Tours

Des nounous tourangelles inquiètes pour leur assurance chômage

Elles manifesteront le 2 février devant la préfecture d’Indre-et-Loire.

Après les Gilets Jaunes et les Stylos Rouges, voici les Gilets Roses. Déjà mobilisés fin 2018, ils préparent une action nationale pour le samedi 2 février, avec 32 rassemblements dans toute la France dont un à Tours. Ces Gilets Roses, ce sont des assistantes maternelles qui les portent. Soutenues par les syndicats CGT et FO, elles comptent défendre leur modèle d’assurance chômage qu’elles redoutent de voir modifié prochainement par le gouvernement.

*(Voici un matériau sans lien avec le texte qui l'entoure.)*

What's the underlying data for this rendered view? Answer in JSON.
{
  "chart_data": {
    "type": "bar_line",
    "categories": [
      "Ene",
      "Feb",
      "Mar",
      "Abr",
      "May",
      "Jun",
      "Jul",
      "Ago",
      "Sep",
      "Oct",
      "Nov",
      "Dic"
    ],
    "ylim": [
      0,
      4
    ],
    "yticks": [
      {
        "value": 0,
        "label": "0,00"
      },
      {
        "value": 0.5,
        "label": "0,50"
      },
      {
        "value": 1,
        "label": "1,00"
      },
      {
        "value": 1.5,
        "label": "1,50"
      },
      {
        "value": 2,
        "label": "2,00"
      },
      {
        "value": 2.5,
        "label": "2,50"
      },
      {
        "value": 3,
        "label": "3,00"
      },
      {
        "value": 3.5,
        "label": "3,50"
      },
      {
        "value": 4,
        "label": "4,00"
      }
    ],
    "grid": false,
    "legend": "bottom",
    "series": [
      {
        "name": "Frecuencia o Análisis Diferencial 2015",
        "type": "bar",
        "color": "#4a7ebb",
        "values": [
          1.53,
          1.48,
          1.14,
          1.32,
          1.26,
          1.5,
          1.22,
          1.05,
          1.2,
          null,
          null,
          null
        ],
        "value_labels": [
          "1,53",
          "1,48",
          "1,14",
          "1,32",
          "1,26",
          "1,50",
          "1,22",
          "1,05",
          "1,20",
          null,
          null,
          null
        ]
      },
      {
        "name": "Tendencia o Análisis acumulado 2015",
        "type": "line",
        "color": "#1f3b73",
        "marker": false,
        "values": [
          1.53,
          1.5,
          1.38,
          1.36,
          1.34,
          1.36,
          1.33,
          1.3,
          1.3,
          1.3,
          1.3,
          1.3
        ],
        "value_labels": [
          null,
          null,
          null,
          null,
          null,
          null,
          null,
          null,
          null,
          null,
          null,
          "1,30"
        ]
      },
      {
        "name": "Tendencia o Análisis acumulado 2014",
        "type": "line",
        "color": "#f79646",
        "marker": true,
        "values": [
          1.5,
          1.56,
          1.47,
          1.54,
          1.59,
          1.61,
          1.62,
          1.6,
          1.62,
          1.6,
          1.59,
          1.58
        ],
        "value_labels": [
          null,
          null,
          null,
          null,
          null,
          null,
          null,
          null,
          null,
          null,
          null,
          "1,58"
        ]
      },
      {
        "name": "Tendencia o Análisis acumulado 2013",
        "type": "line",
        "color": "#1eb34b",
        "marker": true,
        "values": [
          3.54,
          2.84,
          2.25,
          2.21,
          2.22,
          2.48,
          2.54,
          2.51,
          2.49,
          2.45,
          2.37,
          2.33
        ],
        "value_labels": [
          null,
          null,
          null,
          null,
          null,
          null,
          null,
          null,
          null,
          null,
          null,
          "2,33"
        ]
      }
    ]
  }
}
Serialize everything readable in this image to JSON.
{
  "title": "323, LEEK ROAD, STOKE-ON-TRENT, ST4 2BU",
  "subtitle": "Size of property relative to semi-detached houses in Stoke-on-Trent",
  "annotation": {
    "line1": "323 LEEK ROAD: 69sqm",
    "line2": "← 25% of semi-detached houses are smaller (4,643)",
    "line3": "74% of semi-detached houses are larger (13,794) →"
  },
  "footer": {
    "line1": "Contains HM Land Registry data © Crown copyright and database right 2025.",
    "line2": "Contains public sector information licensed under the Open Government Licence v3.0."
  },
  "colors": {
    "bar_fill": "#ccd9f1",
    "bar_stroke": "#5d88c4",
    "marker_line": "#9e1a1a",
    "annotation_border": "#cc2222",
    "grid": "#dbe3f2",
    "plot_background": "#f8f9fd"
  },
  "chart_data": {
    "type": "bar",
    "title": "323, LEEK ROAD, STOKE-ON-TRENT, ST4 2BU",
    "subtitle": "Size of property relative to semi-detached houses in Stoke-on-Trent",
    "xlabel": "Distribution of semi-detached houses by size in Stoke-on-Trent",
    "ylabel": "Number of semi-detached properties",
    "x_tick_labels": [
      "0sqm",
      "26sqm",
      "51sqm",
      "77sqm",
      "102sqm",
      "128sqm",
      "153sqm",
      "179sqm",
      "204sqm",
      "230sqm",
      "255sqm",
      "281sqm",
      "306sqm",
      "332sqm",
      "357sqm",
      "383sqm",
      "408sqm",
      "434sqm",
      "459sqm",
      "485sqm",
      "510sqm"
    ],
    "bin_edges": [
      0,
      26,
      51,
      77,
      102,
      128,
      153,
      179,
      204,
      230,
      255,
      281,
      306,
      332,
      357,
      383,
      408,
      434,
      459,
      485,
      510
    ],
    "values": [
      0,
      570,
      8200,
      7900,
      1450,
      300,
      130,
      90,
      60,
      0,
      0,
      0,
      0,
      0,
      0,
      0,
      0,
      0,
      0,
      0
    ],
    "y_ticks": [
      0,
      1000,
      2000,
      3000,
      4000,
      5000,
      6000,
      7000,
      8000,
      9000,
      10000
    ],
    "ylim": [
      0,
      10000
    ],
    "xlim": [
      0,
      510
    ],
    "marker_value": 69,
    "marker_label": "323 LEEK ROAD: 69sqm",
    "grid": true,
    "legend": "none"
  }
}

Représentante des Gilets Roses en Indre-et-Loire, Isabelle Pfeiffer s’explique : « aujourd’hui quand on perd un ou plusieurs contrats – si un enfant rentre à l’école par exemple – Pôle Emploi prend le relais et nous touchons des indemnités pour activité réduite jusqu’à ce que l’on retrouve un autre enfant. Mais un projet de décret supprimait ces allocations tant qu’il nous restait au moins un enfant en garde. Cela posait de gros problèmes si on passait par exemple de 4 à 1 enfant sans complément. La ministre du travail a donc annoncé que le décret ne serait pas appliqué pour l’instant mais elle continue d’envisager des modifications du régime d’allocations qui serait soumis à conditions. »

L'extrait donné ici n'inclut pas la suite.